2. Remember: people change. It’s Heraclitus and the river again. Don’t make the mistake of trying to sell someone the same car over again without first checking to see what has changed in their life. Has their income level changed? What about their credit situation? Employment? Family? The more you know about the car owner, the better focused your marketing will become—resulting in more conversions.
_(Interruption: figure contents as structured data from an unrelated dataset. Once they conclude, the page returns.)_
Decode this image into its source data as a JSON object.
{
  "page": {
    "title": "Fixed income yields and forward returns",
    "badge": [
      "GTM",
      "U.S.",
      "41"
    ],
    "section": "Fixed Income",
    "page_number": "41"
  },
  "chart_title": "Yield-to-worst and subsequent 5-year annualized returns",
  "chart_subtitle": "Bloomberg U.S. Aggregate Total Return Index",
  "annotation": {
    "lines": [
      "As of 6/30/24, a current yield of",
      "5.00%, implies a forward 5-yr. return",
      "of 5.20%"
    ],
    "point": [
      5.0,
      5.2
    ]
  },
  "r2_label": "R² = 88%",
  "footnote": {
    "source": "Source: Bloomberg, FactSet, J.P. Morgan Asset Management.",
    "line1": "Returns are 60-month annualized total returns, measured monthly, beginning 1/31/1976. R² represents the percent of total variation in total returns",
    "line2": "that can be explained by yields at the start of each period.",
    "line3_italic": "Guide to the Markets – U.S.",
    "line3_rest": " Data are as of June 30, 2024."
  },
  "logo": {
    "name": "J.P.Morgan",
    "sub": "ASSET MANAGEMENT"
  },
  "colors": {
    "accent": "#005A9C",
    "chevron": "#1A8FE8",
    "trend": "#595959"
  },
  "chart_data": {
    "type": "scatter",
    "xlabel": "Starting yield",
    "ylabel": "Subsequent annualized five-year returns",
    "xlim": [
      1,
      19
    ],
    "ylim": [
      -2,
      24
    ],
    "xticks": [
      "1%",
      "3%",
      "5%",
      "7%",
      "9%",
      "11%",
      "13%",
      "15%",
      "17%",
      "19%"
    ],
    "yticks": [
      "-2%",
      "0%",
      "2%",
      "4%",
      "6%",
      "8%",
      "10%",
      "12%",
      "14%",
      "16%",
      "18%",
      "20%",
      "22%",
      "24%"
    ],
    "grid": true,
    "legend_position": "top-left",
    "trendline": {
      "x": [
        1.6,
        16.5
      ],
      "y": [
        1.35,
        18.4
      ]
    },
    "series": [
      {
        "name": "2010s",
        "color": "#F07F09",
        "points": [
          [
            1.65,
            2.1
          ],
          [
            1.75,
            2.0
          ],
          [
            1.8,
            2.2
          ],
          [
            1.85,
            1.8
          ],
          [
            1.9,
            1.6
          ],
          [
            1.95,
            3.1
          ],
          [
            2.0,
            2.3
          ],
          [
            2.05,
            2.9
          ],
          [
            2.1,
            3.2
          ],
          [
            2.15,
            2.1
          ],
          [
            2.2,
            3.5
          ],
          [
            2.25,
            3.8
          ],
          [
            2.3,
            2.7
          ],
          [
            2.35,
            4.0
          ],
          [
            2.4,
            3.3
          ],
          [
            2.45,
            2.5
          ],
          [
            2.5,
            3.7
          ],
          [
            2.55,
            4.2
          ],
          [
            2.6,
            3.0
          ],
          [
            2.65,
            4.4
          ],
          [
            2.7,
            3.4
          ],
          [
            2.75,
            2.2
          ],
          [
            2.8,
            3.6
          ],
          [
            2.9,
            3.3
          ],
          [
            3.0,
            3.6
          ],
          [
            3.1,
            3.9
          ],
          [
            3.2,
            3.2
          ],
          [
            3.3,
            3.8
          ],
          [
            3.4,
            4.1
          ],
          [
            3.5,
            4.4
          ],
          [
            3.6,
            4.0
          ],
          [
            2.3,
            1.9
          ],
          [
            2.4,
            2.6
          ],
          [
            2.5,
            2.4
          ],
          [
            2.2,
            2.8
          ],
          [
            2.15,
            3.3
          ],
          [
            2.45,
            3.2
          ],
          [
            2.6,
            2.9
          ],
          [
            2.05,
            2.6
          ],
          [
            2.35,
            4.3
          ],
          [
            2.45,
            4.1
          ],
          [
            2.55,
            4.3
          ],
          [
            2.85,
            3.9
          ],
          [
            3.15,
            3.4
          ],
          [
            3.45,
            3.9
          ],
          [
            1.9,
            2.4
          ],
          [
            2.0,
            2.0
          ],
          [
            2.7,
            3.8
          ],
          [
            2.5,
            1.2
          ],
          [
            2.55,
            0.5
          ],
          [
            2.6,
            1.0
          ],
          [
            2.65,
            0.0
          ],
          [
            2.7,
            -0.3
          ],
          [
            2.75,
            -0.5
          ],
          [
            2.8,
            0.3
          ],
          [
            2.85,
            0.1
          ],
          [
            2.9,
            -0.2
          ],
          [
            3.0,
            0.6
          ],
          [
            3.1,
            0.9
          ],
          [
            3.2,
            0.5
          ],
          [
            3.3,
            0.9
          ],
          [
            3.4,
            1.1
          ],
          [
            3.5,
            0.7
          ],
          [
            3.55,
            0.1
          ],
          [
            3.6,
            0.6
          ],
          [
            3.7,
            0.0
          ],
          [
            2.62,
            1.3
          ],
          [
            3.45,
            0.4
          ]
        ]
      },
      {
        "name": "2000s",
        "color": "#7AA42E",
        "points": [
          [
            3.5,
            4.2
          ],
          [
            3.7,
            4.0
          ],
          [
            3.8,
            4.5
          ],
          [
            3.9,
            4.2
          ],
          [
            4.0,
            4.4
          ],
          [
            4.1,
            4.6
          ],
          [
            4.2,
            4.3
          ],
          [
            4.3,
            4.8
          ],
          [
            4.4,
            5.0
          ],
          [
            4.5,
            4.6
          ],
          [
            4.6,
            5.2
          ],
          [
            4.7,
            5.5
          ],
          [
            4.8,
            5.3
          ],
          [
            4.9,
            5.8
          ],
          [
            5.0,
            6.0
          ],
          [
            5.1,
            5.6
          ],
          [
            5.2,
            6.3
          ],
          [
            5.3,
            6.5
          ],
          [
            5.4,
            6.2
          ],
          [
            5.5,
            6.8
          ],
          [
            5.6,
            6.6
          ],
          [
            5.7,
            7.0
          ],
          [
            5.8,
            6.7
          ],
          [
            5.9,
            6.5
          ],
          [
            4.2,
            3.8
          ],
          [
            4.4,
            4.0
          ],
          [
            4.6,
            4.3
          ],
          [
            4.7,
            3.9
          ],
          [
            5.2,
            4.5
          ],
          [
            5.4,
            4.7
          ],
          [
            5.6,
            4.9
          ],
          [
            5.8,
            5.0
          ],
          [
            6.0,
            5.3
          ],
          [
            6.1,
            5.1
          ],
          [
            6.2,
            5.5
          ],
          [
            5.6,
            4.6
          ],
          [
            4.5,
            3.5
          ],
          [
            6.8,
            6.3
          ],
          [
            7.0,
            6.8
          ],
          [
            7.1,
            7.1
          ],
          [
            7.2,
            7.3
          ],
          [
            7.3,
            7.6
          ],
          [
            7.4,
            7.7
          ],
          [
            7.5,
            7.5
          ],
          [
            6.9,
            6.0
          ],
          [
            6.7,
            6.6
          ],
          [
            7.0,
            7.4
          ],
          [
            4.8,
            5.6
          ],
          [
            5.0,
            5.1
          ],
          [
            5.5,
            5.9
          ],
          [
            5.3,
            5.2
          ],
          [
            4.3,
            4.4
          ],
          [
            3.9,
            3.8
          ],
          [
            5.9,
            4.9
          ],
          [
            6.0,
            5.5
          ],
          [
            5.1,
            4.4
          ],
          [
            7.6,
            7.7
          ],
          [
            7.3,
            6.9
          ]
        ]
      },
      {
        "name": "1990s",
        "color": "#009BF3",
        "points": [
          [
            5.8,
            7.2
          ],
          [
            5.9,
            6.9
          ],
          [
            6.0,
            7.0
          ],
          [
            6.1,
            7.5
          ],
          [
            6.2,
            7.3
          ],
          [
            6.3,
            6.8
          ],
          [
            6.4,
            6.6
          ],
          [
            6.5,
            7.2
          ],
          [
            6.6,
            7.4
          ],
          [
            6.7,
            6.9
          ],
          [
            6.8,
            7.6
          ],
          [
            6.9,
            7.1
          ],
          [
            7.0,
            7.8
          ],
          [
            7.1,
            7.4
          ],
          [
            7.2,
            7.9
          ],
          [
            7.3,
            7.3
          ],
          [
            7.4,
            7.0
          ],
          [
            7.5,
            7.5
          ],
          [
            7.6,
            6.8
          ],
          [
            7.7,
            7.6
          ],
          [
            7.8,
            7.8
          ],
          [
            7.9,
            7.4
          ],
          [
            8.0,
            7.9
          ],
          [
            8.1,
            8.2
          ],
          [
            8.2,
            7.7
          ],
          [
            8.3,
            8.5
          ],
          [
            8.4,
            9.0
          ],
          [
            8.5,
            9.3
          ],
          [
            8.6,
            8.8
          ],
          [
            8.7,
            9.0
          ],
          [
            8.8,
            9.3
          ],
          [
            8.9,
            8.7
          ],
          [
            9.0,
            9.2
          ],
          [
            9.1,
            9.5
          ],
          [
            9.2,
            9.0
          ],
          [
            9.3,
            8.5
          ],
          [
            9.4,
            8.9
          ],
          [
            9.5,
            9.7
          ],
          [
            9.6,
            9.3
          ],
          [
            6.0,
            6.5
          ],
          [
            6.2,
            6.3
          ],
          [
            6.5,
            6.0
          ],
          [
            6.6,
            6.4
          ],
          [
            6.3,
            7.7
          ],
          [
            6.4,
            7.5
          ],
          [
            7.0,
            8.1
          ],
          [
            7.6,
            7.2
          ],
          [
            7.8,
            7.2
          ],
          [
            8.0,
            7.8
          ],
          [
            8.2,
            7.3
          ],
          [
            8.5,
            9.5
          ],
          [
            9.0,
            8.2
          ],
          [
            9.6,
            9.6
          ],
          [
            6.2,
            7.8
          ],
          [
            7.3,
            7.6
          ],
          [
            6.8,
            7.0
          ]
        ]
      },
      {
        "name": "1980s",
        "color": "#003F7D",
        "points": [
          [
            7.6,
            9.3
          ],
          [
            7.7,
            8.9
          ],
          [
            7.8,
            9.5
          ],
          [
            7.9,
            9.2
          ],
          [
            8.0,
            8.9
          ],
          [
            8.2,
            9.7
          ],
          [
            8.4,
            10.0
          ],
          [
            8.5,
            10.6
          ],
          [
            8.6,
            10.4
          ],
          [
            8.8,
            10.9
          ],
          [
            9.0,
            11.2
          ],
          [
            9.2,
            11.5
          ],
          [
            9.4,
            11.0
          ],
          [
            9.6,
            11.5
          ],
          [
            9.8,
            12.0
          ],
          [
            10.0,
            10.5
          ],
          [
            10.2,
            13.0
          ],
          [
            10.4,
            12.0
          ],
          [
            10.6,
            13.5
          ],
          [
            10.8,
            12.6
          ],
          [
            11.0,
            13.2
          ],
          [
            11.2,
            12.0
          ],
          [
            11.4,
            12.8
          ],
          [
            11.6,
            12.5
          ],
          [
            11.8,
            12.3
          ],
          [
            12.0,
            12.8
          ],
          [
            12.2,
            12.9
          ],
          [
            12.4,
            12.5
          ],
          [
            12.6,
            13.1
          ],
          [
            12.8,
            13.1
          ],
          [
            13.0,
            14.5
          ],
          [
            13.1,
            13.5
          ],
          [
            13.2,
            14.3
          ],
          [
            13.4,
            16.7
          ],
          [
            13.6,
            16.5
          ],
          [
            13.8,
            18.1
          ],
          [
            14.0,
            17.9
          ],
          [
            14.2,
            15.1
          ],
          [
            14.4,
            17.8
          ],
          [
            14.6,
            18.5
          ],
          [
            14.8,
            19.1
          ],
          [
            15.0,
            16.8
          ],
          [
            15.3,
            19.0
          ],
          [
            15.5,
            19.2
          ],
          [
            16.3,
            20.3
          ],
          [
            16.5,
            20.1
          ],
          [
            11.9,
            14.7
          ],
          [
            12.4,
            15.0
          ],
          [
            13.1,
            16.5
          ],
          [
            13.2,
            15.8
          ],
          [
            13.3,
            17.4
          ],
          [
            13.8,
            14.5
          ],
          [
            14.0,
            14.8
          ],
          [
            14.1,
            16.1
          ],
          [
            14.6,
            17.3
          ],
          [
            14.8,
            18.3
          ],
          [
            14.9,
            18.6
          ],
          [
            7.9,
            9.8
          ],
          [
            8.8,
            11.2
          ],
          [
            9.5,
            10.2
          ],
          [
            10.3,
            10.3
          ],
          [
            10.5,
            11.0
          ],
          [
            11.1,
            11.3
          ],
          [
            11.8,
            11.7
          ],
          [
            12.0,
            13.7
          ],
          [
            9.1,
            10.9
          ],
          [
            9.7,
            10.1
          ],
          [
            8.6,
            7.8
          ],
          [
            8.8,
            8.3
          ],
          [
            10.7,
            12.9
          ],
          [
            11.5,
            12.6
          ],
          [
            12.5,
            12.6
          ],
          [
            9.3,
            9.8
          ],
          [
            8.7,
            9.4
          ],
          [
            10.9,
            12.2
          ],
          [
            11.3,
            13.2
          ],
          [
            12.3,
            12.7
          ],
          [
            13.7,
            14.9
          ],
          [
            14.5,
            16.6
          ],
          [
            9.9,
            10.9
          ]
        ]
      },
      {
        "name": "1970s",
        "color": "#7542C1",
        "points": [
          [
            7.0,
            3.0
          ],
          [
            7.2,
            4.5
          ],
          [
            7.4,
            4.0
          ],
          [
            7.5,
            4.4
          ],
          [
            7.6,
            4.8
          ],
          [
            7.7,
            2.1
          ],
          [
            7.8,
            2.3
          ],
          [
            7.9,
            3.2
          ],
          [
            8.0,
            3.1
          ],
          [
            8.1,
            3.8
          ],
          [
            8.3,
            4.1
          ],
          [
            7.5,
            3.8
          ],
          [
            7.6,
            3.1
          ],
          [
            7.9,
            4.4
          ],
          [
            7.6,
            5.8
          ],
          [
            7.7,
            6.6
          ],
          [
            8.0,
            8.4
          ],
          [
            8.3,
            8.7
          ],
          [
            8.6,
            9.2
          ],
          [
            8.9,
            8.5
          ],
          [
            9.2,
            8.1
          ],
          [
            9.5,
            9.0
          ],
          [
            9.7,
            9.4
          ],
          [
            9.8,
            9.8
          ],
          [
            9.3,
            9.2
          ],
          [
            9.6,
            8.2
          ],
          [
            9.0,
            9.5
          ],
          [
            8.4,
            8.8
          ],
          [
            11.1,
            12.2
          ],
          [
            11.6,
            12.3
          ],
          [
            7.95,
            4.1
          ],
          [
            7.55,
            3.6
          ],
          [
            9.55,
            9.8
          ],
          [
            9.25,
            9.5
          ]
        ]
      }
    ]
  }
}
3. Know when car owners are ready to buy. Today, analytic technologies can help marketers target and track potential customers. This technology not only tells you who is in the market, but also who meets the criteria for your product—allowing marketers to focus on the best audience for their criteria. Such tools pull data from credit bureaus and other lending agencies and can even send you alerts when targeted car owners have started shopping for a new vehicle. Knowing when customers are in the market also makes the selection of marketing channels much easier. For instance, a piece of direct mail sent to a customer who has has just applied for financing will probably arrive too late. Time to pick up the phone and make that winning call.
A Final Word
With two-and-a-half million orphan vehicles on the road, and an increasing average vehicle age, the time is right for putting drivers into another car—whether new, used, or leased. Using behavioral and predictive tools, you can now obtain the information you need to identify these owners, determine which offerings best suit them, choose the appropriate marketing channels, and deliver the right message—at the right time. Taking advantage of these tools will help you navigate the river of change and avoid being trapped in yesterday’s back eddy.